= Tongxinluo =

Traditional Chinese medicine formulation

Tongxinluo is a traditional Chinese medicine formulation used for the treatment of cardiovascular and cerebrovascular diseases. Consisting of a combination of medicinal herbs and animal-derived substances, it is manufactured in capsule form and has been widely used in China and several other Asian countries since the 1990s.

The formulation of tongxinluo includes both plant and animal ingredients. Documented components include the roots of ginseng and peony, Borneolum syntheticum, Santalum album, Dalbergia odorifera, Boswellia sacra, jujube, and Cinnamomum officinarum, alongside animal-derived elements such as scorpion, leech, cockroach, centipede, and cicada shell. This combination reflects the traditional Chinese medicinal rationale of using multi-component therapies to achieve synergistic effects.

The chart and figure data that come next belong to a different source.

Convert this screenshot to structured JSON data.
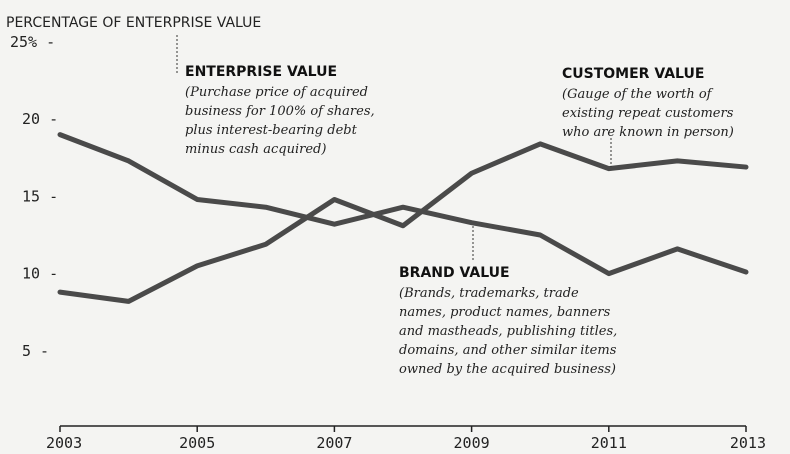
{
  "chart_data": {
    "type": "line",
    "title": "",
    "ylabel": "PERCENTAGE OF ENTERPRISE VALUE",
    "xlabel": "",
    "ylim": [
      0,
      25
    ],
    "yticks": [
      {
        "value": 25,
        "label": "25% -"
      },
      {
        "value": 20,
        "label": "20 -"
      },
      {
        "value": 15,
        "label": "15 -"
      },
      {
        "value": 10,
        "label": "10 -"
      },
      {
        "value": 5,
        "label": "5 -"
      }
    ],
    "x": [
      2003,
      2004,
      2005,
      2006,
      2007,
      2008,
      2009,
      2010,
      2011,
      2012,
      2013
    ],
    "xticks": [
      "2003",
      "2005",
      "2007",
      "2009",
      "2011",
      "2013"
    ],
    "grid": false,
    "series": [
      {
        "name": "CUSTOMER VALUE",
        "values": [
          8.8,
          8.2,
          10.5,
          11.9,
          14.8,
          13.1,
          16.5,
          18.4,
          16.8,
          17.3,
          16.9
        ]
      },
      {
        "name": "BRAND VALUE",
        "values": [
          19.0,
          17.3,
          14.8,
          14.3,
          13.2,
          14.3,
          13.3,
          12.5,
          10.0,
          11.6,
          10.1
        ]
      }
    ],
    "annotations": [
      {
        "id": "enterprise",
        "title": "ENTERPRISE VALUE",
        "lines": [
          "(Purchase price of acquired",
          "business for 100% of shares,",
          "plus interest-bearing debt",
          "minus cash acquired)"
        ]
      },
      {
        "id": "customer",
        "title": "CUSTOMER VALUE",
        "lines": [
          "(Gauge of the worth of",
          "existing repeat customers",
          "who are known in person)"
        ]
      },
      {
        "id": "brand",
        "title": "BRAND VALUE",
        "lines": [
          "(Brands, trademarks, trade",
          "names, product names, banners",
          "and mastheads, publishing titles,",
          "domains, and other similar items",
          "owned by the acquired business)"
        ]
      }
    ]
  }
}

Pharmacologically, tongxinluo is reported to exhibit vasodilatory, antiplatelet, anticoagulant, thrombolytic, and lipid-lowering effects. Studies attribute its cardioprotective properties to mechanisms involving improved endothelial function, anti-inflammatory and antioxidant activity, inhibition of apoptosis, regulation of autophagy, anti-fibrotic effects, stimulation of angiogenesis, and modulation of exosome-mediated signaling. The formulation is also thought to strengthen myocardial contractility, reduce blood viscosity, and prevent thrombosis.